Non sono “disoccupati”. Non sono “assistiti”. Sono lavoratori veri. Solo che nessuno li vede. Perché non rientrano nelle narrazioni ufficiali. Quelle dei bollettini economici, degli editoriali sull’occupazione, delle interviste ai manager. Non parlano di loro, questi testi. Parlano del “mercato del lavoro”, come se il lavoro fosse una merce. Parlano di “produttività”, come se la vita fosse un bilancio. Parlano di “flessibilità”, come se il dolore potesse essere contrattato.

E intanto loro ci sono. In silenzio. Sottotraccia. Nei numeri in piccolo, nelle note a piè pagina. Vivono in case in affitto dove manca il riscaldamento, dove i figli dormono in due per stanza. Fanno la spesa guardando i prezzi. Rinunciano al dentista. Alla vacanza. Alla cena fuori. Vivono in città dove tutto costa troppo per chi guadagna troppo poco. Si alzano presto, non si ammalano mai. O se si ammalano, si curano da soli. Perché fermarsi vuol dire perdere il posto.

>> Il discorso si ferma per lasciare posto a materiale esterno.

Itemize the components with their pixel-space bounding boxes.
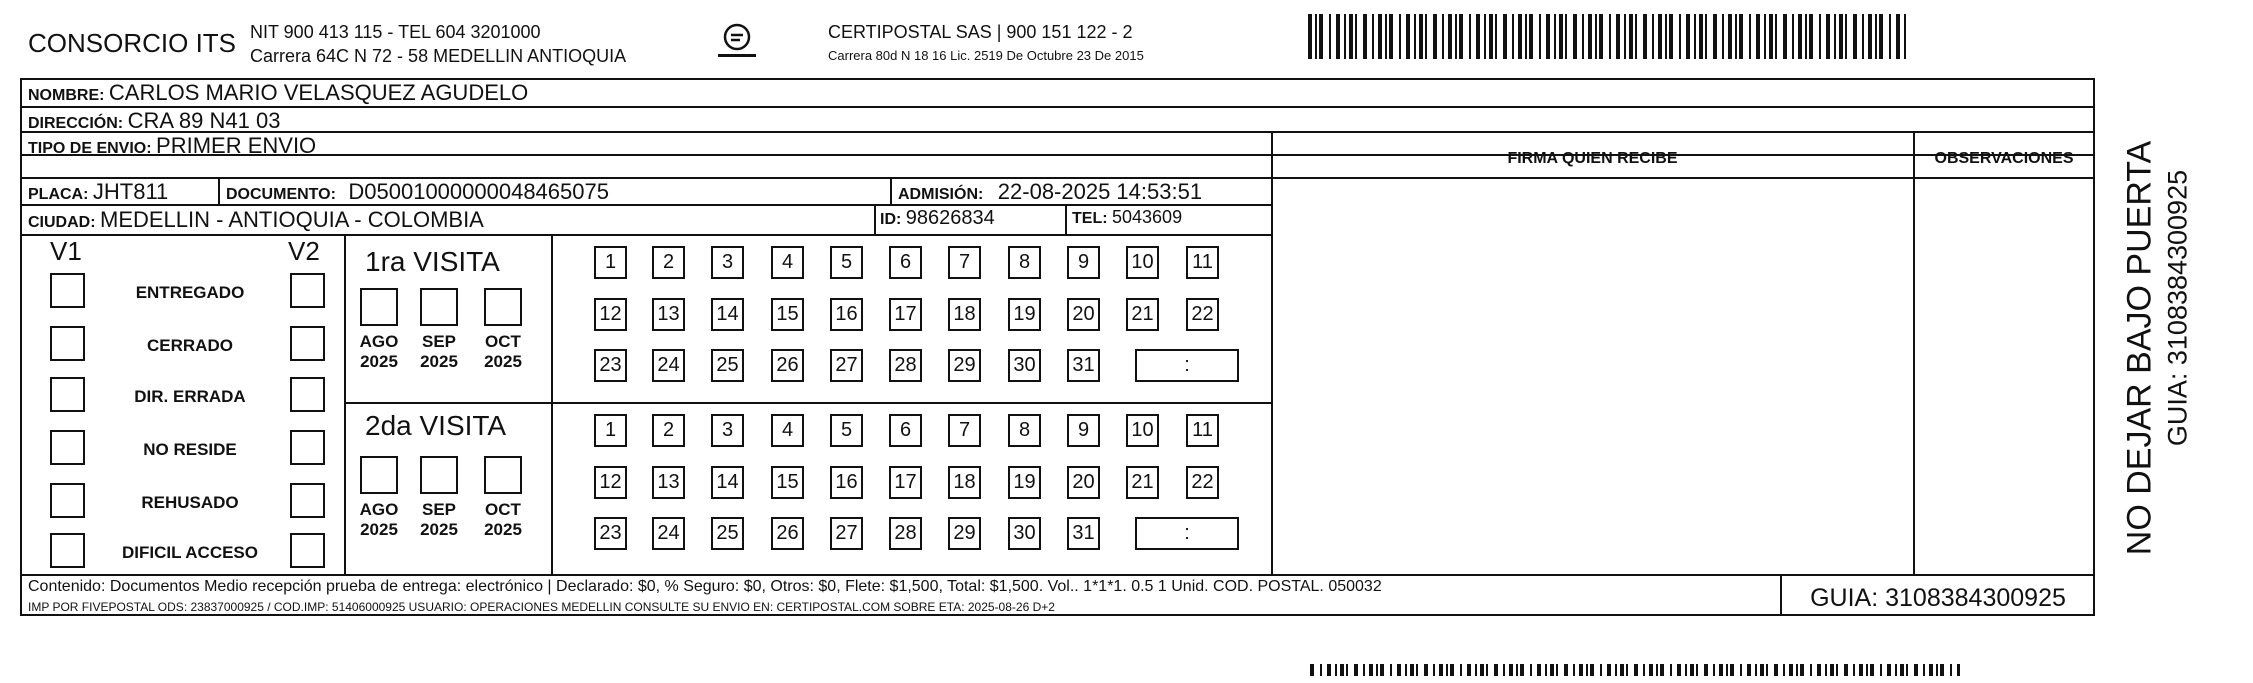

Li chiamano “precari”. Ma non è solo una condizione contrattuale. È un modo di vivere. Un’ansia costante. Una paura che si infila nelle ossa. La paura di non farcela. Di non essere abbastanza. Di perdere anche quel poco. Di scivolare un gradino più sotto. Perché sotto c’è la povertà. Quella vera. Quella che non perdona.

La politica parla di occupazione. Ma non parla di salario. Le imprese parlano di eccellenza. Ma si fondano sulla catena. E la catena non è mai gentile. Nessuno racconta gli interinali. Nessuno racconta gli operatori delle pulizie, le educatrici delle cooperative, i turnisti delle fabbriche in provincia, i portapasti, le badanti, i rider. Eppure, il Paese cammina grazie a loro. Sono la spina dorsale che regge tutto. Ma non compare in nessuna foto.

L’Italia è piena di persone che lavorano per restare povere. Che hanno un contratto, ma non una vita. Che hanno una busta paga, ma non una sicurezza. Che hanno un badge, ma non una prospettiva. Sono milioni. E sono stanchi.

La chiamano “occupazione, ripresa”. Ma è la nuova povertà.

E allora bisognerebbe iniziare a dire la verità. Che il lavoro non basta più. Che serve un lavoro che permetta di vivere. Di fermarsi. Di crescere. Di scegliere. Perché senza questo, non è lavoro. È solo una forma più elegante di sopravvivenza.

Lavorano, ma non vivono. E noi, continuiamo a chiamarla economia?